Estes instrumentos são úteis, mas só o tempo dirá o seu nível de eficácia. Uma coisa é certa, a primeira etapa para a resolução deste problema de desigualdade salarial, passa por ter consciência que em Portugal é um problema sério, que perpassa todas as idades e classes sociais e até é mais grave dos executivos e nesse sentido o já mencionado artigo da Fundação Francisco Manuel dos Santos é elucidativo.
Também em termos mundiais a situação não é brilhante, um estudo recente denominado “Women in the Workplace 2018 ” feito pela Mckinsey & Company em parceria com a LeanIn.Org conclui de apesar de as mulheres terem progredido nos estudos e na permanência do mundo laboral, ainda enfrentam discriminação de tratamento e tem muito mais dificuldade em aceder a posições de “management”. Sendo que essa discriminação surge logo nas primeiras contratações e nas promoções, as empresas têm que ter como prioridade combater esta desigualdade, o que deve ser feito logo nos primeiros anos de carreira. Ainda de acordo com este estudo as mulheres sofrem, para além do assédio e de serem muitas vezes as únicas em posições superiores, uma discriminação no dia-a- dia. Esta discriminação passa por vezes por comportamentos subtis como, por exemplo, assumirem que as mulheres têm uma posição mais júnior, demorarem mais tempo a reconhecer o valor e a competência de uma mulher ou as piadas de que são alvo. Sendo certo que estes pequenos atos, uns mais conscientes do que outros, são sinais claros de desrespeito e de discriminação e minam a progressão das mulheres.
A este propósito não posso deixar de mencionar alguns exemplos recentes, mas muito reais, como o de uma amiga minha, que acompanha administrações de empresas de topo e que depois de uma apresentação, a qual foi unanimemente considerada excelente, lhe foi dito publicamente que “todas as suas apresentações seriam sempre muito boas porque ela era muito sexy”. Noutra ocasião, estava numa reunião com o administrador de uma empresa para discutir um caso de arbitragem importante e foi-me transmitido pelo departamento jurídico que tinham total confiança no meu trabalho, mas era
necessário levar um homem para a reunião por uma questão de credibilidade perante os administradores e assim fiz: levei um colega, que entrou mudo e saiu calado. Os exemplos caricatos e quase inverosímeis até de mulheres que dificultam a vida umas as outras podiam-se multiplicar…
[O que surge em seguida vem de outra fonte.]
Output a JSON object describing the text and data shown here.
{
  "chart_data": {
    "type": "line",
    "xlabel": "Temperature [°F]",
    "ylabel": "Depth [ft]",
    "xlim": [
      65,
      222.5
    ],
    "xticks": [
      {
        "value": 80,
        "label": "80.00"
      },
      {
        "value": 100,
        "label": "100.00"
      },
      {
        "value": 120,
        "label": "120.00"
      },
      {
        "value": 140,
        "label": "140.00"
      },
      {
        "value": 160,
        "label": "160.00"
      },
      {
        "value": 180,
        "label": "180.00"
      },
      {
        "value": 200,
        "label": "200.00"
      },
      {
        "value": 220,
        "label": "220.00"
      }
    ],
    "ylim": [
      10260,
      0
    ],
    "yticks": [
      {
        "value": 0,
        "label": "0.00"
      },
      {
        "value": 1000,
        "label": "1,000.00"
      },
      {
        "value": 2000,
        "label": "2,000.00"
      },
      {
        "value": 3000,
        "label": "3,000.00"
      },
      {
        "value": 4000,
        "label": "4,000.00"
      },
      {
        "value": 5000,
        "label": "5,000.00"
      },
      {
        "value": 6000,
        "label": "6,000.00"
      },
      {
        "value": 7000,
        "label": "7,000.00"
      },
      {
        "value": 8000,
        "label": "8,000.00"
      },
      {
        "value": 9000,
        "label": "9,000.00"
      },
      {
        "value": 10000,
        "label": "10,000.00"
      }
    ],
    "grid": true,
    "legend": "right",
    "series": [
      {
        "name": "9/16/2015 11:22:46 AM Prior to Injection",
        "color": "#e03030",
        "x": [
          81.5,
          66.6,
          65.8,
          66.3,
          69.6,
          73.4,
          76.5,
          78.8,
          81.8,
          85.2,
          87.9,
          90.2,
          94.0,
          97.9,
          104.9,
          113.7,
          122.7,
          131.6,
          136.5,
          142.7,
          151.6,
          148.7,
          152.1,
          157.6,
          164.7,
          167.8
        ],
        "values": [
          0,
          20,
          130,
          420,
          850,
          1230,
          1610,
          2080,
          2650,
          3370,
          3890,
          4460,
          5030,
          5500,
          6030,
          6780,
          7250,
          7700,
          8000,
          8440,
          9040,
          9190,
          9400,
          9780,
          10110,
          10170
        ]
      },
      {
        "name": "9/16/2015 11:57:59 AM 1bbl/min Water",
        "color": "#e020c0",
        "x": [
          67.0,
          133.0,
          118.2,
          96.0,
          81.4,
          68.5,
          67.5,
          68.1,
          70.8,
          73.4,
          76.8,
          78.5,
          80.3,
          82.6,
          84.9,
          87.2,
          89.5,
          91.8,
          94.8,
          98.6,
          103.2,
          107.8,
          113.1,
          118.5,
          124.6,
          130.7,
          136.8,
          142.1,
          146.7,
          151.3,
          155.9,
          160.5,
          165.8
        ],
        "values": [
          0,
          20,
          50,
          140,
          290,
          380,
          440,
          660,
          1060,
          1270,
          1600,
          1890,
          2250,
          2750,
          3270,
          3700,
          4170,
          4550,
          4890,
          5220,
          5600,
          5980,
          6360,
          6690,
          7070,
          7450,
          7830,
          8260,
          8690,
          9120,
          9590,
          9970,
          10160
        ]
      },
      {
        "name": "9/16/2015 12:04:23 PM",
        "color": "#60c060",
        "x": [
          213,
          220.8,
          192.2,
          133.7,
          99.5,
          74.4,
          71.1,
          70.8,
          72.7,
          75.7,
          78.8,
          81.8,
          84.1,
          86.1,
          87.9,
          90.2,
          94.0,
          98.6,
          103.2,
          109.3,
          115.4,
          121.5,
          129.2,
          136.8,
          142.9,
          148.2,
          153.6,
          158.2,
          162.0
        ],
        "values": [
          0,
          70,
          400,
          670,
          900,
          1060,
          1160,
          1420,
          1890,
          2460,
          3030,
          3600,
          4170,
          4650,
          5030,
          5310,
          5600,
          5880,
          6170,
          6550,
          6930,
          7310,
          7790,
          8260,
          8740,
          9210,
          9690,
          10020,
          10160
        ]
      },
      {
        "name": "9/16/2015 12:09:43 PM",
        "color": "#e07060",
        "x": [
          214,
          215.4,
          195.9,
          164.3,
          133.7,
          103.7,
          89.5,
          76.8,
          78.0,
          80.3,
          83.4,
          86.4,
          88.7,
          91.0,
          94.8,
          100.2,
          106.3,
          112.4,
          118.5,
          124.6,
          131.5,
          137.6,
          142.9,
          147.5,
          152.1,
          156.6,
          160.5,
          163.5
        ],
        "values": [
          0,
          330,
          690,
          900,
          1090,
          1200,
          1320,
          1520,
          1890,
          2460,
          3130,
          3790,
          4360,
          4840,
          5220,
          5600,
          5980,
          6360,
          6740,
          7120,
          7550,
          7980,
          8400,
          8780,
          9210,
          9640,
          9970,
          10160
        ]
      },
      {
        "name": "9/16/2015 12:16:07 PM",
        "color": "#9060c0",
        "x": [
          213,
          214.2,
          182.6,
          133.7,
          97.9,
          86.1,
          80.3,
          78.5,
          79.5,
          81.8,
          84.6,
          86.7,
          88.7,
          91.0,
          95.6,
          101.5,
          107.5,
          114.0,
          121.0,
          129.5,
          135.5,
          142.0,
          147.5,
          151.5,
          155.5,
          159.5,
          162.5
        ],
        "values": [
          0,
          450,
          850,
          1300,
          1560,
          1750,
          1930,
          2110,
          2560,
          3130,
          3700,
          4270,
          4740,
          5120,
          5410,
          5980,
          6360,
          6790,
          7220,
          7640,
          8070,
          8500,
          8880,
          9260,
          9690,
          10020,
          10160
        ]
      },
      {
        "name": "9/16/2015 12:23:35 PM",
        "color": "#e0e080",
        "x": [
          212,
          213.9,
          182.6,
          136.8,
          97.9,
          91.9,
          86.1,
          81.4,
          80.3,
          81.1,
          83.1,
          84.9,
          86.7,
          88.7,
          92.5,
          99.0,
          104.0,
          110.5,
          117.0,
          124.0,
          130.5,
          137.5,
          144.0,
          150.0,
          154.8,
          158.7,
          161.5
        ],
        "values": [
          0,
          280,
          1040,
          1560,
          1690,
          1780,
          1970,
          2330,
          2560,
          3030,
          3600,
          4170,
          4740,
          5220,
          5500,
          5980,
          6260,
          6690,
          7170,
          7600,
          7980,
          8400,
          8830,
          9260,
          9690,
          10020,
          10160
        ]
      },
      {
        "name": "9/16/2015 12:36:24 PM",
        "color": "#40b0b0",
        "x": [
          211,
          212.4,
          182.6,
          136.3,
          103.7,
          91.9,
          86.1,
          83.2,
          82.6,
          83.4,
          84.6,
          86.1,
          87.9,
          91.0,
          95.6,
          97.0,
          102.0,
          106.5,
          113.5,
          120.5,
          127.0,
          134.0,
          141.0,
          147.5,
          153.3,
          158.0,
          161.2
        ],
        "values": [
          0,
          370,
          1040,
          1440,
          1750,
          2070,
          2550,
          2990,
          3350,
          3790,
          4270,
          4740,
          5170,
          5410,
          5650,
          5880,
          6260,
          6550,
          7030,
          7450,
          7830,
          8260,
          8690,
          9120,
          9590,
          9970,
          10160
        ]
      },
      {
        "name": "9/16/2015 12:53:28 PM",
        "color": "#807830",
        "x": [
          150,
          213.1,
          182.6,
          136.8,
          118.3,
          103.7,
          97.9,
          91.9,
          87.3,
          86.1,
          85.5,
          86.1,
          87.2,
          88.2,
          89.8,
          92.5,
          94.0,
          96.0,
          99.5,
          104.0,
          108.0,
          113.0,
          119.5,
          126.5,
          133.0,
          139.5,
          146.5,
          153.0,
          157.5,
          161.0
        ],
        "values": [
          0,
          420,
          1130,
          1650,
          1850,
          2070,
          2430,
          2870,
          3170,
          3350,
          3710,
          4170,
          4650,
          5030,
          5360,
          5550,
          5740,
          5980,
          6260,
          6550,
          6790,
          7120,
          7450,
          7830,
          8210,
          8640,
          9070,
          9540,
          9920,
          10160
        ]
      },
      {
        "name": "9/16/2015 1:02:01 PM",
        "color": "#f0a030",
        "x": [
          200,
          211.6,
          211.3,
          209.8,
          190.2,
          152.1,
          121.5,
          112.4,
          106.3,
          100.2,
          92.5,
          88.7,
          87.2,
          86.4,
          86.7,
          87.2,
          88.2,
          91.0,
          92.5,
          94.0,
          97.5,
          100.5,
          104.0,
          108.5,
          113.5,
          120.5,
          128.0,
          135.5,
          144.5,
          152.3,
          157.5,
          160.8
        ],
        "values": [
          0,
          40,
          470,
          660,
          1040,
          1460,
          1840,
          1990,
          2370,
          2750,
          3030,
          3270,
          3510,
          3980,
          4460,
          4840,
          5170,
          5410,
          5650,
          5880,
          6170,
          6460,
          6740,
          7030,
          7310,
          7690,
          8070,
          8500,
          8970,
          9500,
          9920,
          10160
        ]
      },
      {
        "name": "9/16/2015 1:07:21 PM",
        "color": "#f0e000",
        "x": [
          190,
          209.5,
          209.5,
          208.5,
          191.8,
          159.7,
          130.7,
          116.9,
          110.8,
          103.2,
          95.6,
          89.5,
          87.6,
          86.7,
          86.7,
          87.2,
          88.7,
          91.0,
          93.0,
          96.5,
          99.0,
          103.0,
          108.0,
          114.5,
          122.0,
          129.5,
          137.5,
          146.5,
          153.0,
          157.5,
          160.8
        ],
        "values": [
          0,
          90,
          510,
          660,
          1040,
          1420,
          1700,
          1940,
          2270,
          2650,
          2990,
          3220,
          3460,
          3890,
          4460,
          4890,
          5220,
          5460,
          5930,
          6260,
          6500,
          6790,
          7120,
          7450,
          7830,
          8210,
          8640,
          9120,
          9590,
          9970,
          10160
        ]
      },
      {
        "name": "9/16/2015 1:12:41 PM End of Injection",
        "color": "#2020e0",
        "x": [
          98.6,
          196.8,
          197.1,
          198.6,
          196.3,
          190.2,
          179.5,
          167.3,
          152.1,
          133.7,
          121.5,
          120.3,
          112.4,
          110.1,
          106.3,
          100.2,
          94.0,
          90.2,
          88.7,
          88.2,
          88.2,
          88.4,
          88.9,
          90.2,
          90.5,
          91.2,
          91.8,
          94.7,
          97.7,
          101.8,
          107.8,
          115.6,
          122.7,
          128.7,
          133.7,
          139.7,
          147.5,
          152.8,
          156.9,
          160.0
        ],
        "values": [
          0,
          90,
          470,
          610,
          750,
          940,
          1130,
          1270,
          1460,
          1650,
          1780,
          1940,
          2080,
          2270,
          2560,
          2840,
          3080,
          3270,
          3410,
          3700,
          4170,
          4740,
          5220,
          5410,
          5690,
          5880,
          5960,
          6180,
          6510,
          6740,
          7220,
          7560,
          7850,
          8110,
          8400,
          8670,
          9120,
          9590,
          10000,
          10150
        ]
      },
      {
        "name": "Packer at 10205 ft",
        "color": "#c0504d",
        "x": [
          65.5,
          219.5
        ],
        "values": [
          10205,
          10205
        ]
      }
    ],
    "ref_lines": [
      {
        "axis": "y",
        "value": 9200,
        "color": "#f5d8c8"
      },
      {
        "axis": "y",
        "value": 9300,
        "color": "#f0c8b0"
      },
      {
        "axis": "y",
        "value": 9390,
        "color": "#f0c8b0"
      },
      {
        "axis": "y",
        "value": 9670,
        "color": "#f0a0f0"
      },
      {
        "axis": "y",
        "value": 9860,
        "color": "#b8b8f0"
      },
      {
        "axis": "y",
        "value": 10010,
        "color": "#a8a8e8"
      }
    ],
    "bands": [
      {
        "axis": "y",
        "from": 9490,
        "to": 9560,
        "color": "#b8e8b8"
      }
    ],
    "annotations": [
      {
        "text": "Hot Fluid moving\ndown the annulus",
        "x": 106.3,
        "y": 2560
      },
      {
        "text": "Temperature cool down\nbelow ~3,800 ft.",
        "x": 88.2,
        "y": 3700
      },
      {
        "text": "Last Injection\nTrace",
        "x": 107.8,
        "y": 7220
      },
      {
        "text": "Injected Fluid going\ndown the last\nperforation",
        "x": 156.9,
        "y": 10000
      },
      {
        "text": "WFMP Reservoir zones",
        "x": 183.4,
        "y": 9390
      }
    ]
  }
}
Mas uma coisa é certa, diversos estudos demonstram que maior igualdade de género nas empresas e maior inclusão em geral tem um impacto direto na melhoria dos seus resultados financeiros. Da mesma forma que a falta dessa igualdade e inclusão também afeta negativamente as empresas do ponto de vista financeiro. Num perspetiva global, um estudo da Mckinsey & Company concluiu que se as empresas e países avançassem na igualdade de género isso poderia significar um aumento de 12 triliões de dólares no produto interno bruto em termos mundiais, sendo que tanto os países desenvolvidos como os subdesenvolvidos beneficiariam se se evoluísse no sentido de aproveitar o potencial e o talento das mulheres. A este propósito são muitos elucidativos os estudos da Mckinsey & Company, entre os quais: “Delivery trough diversity” e “How advancing women´s equality can add 12 trillions to global growth ”. Aliás, o que pode ser feito. As empresas têm a agora a tarefa de implementar uma politica salarial transparente e de fazer reports para conhecerem bem a sua própria realidade interna, de forma a puderem agir sobre a mesma e implementar a lei que agora entrou em vigor. Para além disso, as empresas devem intencionalmente: garantir a contratação e promoção das mulheres em fases iniciais de carreira; criar uma cultura de inclusão e respeito, garantir o acesso das mulheres a posições de “management”, promover formas de trabalho mais flexíveis que ajudem a compatibilizar a vida laboral com a vida familiar; combater ativamente as pequenas discriminações do dia-a-dia e o assédio. Finalizando, considero que todos nós podemos e devemos fazer o nosso papel, o qual passa pela educação dos nossos filhos e filhas, pelo apoio às colegas, pela nosso desenvolvimento pessoal e profissional para um melhor desenvolvimento das nossas carreiras, pelo repúdio assertivo dos atos de discriminação do dia-a-dia e pela promoção consciente de uma cultura inclusiva.
Termino com uma pergunta: e a leitora, o que considera que poderia ser feito por uma maior igualdade das mulheres no mundo do trabalho?